The recent doping scandal involving the trainer Mahmood Al-Zarooni has rocked racing. Mr Al-Zarooni’s position in defence of his actions (that he believed steroid administration was permissible whilst the horses were not racing) is startling in its naivety (if true). This is particularly the case when one views the regulatory code prescribed by the British Horseracing Authority (‘BHA’). Three things stand out.
Firstly, under the BHA’s rules of racing a Trainer is under a duty that to ensure that all treatments and medication administered to a horse under his care or control are given in “the interests of its best health and welfare” (rule 28.1 Trainer Manual (“TM”)). Given the known side effects of steroid usage it is difficult to see how any trainer could feel satisfied that administration of steroids did not contravene this duty.

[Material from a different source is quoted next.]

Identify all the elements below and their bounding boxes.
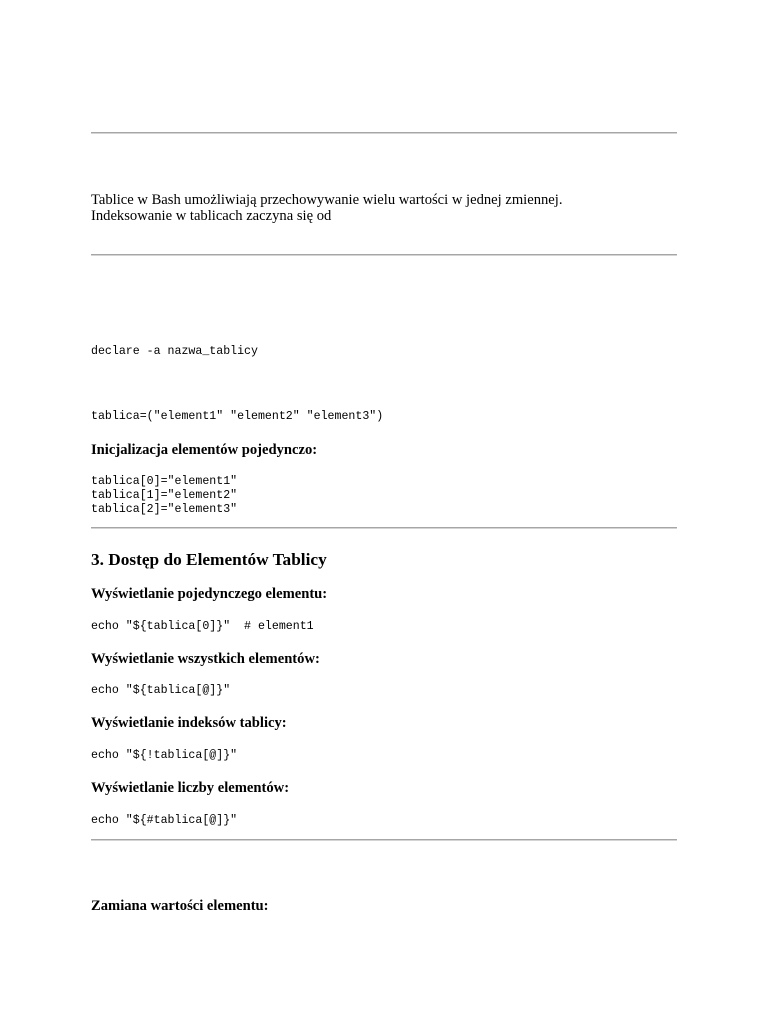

Secondly, the Trainer is under a duty to keep medication records. These records extend to any ‘Treatment’ administered to a horse under the care or control of the Trainer (rule 13.1 TM). ‘Treatment’ includes any treatment or medication containing a ‘Prohibited Substance’ (rule 13.4 TM) which includes an anabolic steroid. If Mr Al-Zarooni’s position that he thought steroid administration whilst the horses were in training was genuine then one would expect to see this reflected in the horses’ medication records. But this was not the case. Specifically, the BHA observed that: “[Mr Al-Zarooni] did not have a credible explanation as to why he had not discussed the matter with the stable’s veterinary surgeons or entered a record of the administration of the drugs in the stable’s medication books.”
Thirdly, the rules of racing make it crystal clear that a finding of a Prohibited Substance is a breach of the rules when a horse is at training premises as well as on a racecourse. The rules detail three separate provisions addressing the implications of a ‘positive test’ in three different locations: (a) a racecourse (rule 53), (b) a stalls test (rule 54), and (c) training premises (rule 55). Rule 55.2 relating to testing at training premises provides that “Where a Sample tests positive for any Prohibited Substance that is listed in Paragraph 3 of Schedule 6 [which includes an anabolic steroid], the [BHA]…will impose a financial penalty on the Trainer, and…may withdraw or suspend the Trainer’s licence”. Taking Mr Al-Zarooni’s case at its highest, he must simply have ‘overlooked’ this provision.
Ultimately, the BHA refused to accept Mr Al-Zarooni’s assertion that he did not know that such administration was not permitted in the UK, describing it as “simply not truthful”. Given the position as set out above, this is an unsurprising conclusion for the BHA to have reached.
Even if the BHA had accepted Mr Al-Zarooni’s explanation at face value, of course, this would not have availed him. When a Prohibited Substance is found in a horse under a Trainer’s care or control liability is described as ‘strict’, even if the person who administers the substance is in no way connected with the Trainer (rule 50 TM). It is perhaps relevant to note, however, that the rules do give the BHA scope for not taking any disciplinary action against a Trainer when they are not at fault in any way. The bar is set very highly indeed when the substance in question is an anabolic steroid; the Trainer must establish that (a) the substance was administered whilst the horse was not under the Trainer’s care or control, and (b) the Trainer had no reason to believe that the Sample from the horse might test positive (rule 55.4.1 TM).